To this business he succeeded on his father's death in 1759. He went into partnership with John Fothergill and in consequence of the growth of their business removed his works in 1762 from Snowhill to what was then a tract of barren heath at Soho, 2 miles north of Birmingham. Here he undertook the manufacture of artistic objects in metal, as well as the reproduction of oil paintings by a mechanical process in which he was associated with Francis Eginton (1737-1805), who subsequently achieved a reputation as a worker in stained or enamelled glass. In this he was also encouraged by Robert Adam. Between 1762 and 1775 he established a strong reputation as a craftsmen; his works at Soho were widely known for excellent and artistic workmanship.
About 1767, Boulton, who was finding the need of improving the motive power for his machinery, made the acquaintance of James Watt, who on his side appreciated the advantages offered by the Soho works for the development of his steam-engine. In 1772 Watt's partner, Dr John Roebuck, got into financial difficulties, and Boulton, to whom he owed £1200, accepted the two-thirds share in Watt's patent held by him in satisfaction of the debt. Three years later Boulton and Watt formally entered into partnership, and it was mainly through the energy and self-sacrifice of the former, who devoted all the capital he possessed or could borrow to the enterprise, that the steam engine was at length made a commercial success.
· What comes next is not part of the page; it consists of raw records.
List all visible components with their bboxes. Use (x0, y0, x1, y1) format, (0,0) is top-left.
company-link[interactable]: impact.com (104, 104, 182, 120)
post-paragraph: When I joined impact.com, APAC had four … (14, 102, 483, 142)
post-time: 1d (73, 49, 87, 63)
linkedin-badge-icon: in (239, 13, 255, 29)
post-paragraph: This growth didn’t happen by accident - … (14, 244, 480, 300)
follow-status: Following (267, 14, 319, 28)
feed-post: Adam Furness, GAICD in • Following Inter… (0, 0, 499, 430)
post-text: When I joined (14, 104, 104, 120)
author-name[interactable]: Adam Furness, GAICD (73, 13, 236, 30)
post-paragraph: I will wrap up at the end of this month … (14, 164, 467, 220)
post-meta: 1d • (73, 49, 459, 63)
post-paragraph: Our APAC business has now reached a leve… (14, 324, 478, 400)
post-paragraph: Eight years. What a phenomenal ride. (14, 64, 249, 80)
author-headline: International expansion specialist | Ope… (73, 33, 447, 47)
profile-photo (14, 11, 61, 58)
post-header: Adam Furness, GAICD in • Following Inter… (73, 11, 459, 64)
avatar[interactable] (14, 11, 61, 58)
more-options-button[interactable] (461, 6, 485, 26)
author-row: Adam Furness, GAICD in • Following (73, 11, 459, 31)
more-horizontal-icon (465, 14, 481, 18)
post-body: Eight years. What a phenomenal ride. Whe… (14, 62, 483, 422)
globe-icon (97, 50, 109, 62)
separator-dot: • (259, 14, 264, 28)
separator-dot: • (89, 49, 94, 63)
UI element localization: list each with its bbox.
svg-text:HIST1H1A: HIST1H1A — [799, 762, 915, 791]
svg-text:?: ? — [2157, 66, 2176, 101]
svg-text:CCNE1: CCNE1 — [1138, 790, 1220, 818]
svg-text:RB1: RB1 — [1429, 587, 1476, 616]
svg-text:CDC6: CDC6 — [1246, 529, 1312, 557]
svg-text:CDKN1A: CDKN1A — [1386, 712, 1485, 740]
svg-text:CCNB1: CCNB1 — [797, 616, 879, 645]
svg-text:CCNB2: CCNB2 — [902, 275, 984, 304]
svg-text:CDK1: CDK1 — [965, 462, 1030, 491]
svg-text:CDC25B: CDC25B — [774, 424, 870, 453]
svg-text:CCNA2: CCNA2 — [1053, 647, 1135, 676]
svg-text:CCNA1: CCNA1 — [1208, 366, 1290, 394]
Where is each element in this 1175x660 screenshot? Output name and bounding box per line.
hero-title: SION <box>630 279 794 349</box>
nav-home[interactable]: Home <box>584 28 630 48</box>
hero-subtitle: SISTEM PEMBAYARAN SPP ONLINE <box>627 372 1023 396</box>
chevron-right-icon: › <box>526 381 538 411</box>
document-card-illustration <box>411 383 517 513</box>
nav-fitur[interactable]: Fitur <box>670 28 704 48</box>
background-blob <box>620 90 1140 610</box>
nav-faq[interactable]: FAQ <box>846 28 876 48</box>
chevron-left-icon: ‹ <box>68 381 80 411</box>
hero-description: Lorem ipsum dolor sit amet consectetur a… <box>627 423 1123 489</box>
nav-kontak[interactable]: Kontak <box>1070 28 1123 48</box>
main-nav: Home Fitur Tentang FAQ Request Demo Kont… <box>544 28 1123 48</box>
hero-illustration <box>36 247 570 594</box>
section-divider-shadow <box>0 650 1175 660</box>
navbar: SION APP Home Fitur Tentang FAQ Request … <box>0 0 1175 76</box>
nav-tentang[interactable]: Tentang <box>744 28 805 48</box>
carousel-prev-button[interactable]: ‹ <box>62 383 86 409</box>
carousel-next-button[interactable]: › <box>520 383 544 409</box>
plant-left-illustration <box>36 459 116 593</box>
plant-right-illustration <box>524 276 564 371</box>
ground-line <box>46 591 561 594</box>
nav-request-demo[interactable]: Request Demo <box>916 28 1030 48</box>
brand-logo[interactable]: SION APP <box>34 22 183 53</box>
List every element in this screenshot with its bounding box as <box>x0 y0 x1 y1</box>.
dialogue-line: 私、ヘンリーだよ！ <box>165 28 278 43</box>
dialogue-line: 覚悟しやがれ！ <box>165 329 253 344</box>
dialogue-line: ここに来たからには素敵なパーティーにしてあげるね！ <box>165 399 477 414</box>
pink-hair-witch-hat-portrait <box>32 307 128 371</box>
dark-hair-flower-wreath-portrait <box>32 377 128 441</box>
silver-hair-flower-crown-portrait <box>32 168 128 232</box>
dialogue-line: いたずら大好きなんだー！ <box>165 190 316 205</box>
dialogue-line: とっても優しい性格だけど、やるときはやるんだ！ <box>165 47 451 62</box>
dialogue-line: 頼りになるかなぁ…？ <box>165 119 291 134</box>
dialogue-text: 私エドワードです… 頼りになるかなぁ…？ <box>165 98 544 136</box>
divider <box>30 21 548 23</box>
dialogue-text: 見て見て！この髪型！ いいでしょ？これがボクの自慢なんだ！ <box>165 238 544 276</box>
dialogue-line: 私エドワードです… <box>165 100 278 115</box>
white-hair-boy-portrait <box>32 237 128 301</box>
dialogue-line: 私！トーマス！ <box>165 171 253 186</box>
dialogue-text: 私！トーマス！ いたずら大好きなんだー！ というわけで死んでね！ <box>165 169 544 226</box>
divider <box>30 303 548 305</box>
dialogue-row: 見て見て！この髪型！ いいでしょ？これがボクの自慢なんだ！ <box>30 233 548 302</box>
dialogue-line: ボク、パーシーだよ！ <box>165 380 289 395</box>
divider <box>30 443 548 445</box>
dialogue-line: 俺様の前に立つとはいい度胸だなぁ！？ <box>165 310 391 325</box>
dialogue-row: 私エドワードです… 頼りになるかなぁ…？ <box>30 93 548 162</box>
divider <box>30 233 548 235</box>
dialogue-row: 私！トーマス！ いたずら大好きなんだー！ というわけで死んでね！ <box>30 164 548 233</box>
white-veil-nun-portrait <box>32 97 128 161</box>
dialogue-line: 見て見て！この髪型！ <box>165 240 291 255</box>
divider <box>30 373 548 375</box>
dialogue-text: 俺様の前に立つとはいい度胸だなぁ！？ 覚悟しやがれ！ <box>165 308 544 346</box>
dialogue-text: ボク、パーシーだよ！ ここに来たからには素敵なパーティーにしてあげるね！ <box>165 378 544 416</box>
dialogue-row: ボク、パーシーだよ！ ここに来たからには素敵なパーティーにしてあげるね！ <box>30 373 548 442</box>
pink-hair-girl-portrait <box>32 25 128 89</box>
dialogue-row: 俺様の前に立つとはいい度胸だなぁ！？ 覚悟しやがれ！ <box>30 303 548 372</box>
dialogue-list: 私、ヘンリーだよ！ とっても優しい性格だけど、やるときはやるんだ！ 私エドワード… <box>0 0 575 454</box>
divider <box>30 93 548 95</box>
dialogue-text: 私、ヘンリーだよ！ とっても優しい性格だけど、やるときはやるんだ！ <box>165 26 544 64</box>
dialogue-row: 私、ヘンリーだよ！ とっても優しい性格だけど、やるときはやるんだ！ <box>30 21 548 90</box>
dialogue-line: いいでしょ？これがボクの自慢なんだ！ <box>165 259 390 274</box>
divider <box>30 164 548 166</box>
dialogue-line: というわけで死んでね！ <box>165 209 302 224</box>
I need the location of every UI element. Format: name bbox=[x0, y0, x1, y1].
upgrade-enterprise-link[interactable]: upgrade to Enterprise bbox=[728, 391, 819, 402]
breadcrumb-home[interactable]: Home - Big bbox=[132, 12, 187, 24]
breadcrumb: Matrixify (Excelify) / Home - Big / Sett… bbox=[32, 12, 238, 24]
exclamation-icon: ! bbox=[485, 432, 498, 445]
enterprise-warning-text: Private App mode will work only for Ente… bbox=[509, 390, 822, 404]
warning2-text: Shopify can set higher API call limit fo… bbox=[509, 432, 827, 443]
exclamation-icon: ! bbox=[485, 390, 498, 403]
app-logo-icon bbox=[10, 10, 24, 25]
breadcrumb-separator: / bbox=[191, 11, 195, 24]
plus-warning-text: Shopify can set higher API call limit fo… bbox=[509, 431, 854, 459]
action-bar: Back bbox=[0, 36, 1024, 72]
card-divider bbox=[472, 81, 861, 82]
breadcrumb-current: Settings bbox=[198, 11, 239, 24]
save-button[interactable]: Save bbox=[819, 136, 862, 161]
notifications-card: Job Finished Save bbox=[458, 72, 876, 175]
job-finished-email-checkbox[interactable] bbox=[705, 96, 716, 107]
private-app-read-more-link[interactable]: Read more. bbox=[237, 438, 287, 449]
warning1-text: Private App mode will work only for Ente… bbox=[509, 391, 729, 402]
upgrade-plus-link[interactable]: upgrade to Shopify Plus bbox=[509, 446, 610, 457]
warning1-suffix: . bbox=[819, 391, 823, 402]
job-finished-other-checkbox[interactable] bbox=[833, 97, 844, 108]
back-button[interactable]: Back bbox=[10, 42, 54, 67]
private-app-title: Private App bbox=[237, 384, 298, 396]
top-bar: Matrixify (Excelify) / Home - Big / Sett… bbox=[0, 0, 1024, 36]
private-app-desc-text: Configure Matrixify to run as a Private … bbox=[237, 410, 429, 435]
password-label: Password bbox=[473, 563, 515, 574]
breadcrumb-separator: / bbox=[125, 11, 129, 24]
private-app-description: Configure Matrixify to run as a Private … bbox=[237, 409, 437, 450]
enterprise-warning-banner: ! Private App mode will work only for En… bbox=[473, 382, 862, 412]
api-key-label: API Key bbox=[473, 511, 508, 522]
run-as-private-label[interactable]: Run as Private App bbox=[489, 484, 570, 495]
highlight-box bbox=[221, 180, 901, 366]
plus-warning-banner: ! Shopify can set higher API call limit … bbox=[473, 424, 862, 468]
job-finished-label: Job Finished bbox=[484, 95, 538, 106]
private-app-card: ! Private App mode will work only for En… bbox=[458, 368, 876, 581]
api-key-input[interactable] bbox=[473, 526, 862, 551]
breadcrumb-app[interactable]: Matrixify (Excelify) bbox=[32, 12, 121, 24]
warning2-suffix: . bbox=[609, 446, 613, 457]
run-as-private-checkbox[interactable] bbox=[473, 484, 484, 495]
It was also owing to Boulton that in 1775 an act of parliament was obtained extending the term of Watt's 1769 patent to 1799]. In 1800 the two partners retired from the business, which they handed over to their sons, Matthew Robinson Boulton and James Watt junior.
In 1788 Boulton turned his attention to coining machinery, and erected at Soho a complete plant with which he struck coins for the Sierra Leone and East India companies and for Russia, and in 1797 produced a new copper coinage for Great Britain. In 1797 he took out a patent in connection with raising water on the principle of the hydraulic ram. He died at Birmingham on August 18 1809.